In exceptional cases, we may remove an article from online publication where we believe it is necessary to comply with our legal obligations. This includes, without limitation, where we have concerns that the article is defamatory, violates personal privacy or confidentiality laws, is the subject of a court order, or might pose a serious health risk to the general public. In these circumstances, we may decide to remove the article and publish a notice that clearly states why the full article has been removed.
Image Manipulation, Falsification and Fabrication
Where research data are collected or presented as images, modifying these images can sometimes misrepresent the results obtained or their significance. We recognise that there can be legitimate reasons for modifying images, but we expect authors to avoid modifying images where this leads to the falsification, fabrication, or misrepresentation of their results.
Fraudulent Research and Research Misconduct
Where we are made aware of fraudulent research or research misconduct by an author, our first concern is the integrity of content we have published. We work with the editor, COPE, and other appropriate institutions or organisations, to investigate. Any publication found to include fraudulent results will be retracted, or an appropriate correction or expression of concern will be issued. Please see the Retractions, Corrections and Expressions of Concern section of these guidelines for more information.
Versions and Adaptations
We neither modify existing, published content or originate new materials to meet political or ideological requirements where we judge these to compromise the quality, effectiveness or factual accuracy of the materials or to conflict with our Code of Ethics.
We strive to follow COPE’s Principles of Transparency and Best Practice in Scholarly Publishing and encourage our publishing partners to uphold these same principles.

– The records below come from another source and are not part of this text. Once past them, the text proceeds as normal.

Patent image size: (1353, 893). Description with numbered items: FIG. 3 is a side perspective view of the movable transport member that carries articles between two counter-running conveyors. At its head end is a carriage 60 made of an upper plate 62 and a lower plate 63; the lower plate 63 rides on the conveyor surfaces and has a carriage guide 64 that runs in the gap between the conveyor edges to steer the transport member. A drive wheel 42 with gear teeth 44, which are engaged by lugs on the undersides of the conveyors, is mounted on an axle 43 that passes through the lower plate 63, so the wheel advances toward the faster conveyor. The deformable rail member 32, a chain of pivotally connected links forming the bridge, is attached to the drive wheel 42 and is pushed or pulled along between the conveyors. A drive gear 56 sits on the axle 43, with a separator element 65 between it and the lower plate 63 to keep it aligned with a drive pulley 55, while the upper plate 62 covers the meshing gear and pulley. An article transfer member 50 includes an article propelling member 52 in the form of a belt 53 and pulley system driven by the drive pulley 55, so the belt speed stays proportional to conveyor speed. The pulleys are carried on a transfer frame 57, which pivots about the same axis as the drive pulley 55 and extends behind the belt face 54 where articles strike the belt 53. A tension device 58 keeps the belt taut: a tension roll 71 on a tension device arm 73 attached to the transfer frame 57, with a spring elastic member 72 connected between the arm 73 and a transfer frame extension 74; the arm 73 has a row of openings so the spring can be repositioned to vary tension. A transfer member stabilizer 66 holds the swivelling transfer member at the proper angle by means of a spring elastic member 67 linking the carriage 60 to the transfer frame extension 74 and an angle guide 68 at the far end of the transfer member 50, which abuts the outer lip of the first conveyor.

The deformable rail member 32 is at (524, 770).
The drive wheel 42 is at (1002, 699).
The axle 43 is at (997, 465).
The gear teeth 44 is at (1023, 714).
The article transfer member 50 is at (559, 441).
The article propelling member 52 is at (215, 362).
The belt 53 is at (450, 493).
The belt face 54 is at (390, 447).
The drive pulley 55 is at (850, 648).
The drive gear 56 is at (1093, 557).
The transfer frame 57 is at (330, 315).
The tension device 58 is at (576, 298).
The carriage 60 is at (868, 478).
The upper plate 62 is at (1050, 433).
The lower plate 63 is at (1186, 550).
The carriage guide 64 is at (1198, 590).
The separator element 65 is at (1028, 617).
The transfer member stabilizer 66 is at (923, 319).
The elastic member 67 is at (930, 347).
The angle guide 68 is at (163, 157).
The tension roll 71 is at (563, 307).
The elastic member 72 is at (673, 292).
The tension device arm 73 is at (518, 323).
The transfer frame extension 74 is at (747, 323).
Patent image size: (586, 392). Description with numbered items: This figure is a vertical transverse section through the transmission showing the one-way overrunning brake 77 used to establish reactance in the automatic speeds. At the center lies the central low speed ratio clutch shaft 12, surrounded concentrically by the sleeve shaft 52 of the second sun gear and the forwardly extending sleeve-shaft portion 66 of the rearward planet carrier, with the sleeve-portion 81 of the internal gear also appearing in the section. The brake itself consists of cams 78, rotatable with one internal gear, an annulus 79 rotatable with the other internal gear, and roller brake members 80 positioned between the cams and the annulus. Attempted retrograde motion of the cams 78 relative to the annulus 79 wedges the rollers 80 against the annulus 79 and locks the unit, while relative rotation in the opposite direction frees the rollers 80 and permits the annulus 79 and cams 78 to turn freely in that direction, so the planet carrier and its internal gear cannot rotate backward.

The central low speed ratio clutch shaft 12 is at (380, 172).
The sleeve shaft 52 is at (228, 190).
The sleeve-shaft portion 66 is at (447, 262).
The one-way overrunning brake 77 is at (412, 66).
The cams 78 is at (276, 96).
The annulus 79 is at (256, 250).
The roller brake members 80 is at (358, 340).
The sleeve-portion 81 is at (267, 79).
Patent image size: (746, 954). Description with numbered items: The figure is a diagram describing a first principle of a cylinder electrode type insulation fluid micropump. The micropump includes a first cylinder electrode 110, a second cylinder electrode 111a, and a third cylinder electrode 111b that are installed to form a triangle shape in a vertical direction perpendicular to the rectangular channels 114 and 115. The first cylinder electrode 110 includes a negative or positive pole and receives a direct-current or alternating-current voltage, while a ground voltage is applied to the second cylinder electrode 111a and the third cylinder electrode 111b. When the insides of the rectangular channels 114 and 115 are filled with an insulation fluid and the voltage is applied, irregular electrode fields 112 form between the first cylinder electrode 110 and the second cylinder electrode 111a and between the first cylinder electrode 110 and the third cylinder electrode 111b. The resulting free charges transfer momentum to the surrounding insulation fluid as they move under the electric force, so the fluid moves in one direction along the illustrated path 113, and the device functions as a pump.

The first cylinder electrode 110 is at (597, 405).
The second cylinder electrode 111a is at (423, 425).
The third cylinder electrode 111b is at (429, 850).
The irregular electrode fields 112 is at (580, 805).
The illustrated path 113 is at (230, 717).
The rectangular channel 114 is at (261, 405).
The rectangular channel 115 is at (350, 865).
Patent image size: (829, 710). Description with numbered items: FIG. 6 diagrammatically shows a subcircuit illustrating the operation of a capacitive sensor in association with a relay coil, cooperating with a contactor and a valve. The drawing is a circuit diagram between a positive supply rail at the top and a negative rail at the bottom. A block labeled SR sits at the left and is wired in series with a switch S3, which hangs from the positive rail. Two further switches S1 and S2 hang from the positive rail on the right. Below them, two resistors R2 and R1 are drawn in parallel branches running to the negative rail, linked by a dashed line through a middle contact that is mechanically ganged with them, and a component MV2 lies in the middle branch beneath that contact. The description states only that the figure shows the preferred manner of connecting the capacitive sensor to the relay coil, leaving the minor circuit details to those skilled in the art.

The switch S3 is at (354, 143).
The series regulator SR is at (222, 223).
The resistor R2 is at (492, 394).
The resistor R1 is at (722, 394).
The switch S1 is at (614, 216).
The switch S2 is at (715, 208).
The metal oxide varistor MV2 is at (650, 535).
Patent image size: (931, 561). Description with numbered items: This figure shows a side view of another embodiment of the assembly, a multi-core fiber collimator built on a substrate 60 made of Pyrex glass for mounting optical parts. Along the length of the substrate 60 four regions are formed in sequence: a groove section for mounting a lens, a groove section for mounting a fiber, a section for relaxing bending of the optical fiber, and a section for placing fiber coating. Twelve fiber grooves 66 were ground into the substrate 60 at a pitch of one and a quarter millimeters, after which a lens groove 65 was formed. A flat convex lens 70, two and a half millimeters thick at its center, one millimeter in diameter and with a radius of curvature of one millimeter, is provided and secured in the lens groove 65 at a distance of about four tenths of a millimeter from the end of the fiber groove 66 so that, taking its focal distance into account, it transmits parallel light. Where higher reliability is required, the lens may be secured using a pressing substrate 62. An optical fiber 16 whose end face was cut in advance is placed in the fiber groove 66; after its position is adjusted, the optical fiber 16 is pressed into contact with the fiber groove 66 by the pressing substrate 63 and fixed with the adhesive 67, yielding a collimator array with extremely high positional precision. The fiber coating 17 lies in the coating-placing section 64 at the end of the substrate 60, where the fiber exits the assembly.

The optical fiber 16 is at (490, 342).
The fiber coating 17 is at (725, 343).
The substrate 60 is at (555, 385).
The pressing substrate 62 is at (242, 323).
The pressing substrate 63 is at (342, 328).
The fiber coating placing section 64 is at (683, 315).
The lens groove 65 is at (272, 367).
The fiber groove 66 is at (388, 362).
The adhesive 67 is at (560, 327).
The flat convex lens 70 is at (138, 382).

Data and Supporting Evidence
We support transparency and openness around data, code, and other materials associated with research. We expect authors to maintain accurate records of supporting evidence necessary to allow others to understand, verify, and replicate new findings, and to supply or provide access to this supporting evidence, on reasonable request. Where appropriate and where allowed by their employer, funding body or others who might have an interest, we encourage authors to:
- deposit evidence in a suitable repository or storage location, for sharing and further use by others; and
- describe where the evidence may be found in a Data Availability Statement which authors should include in their publication.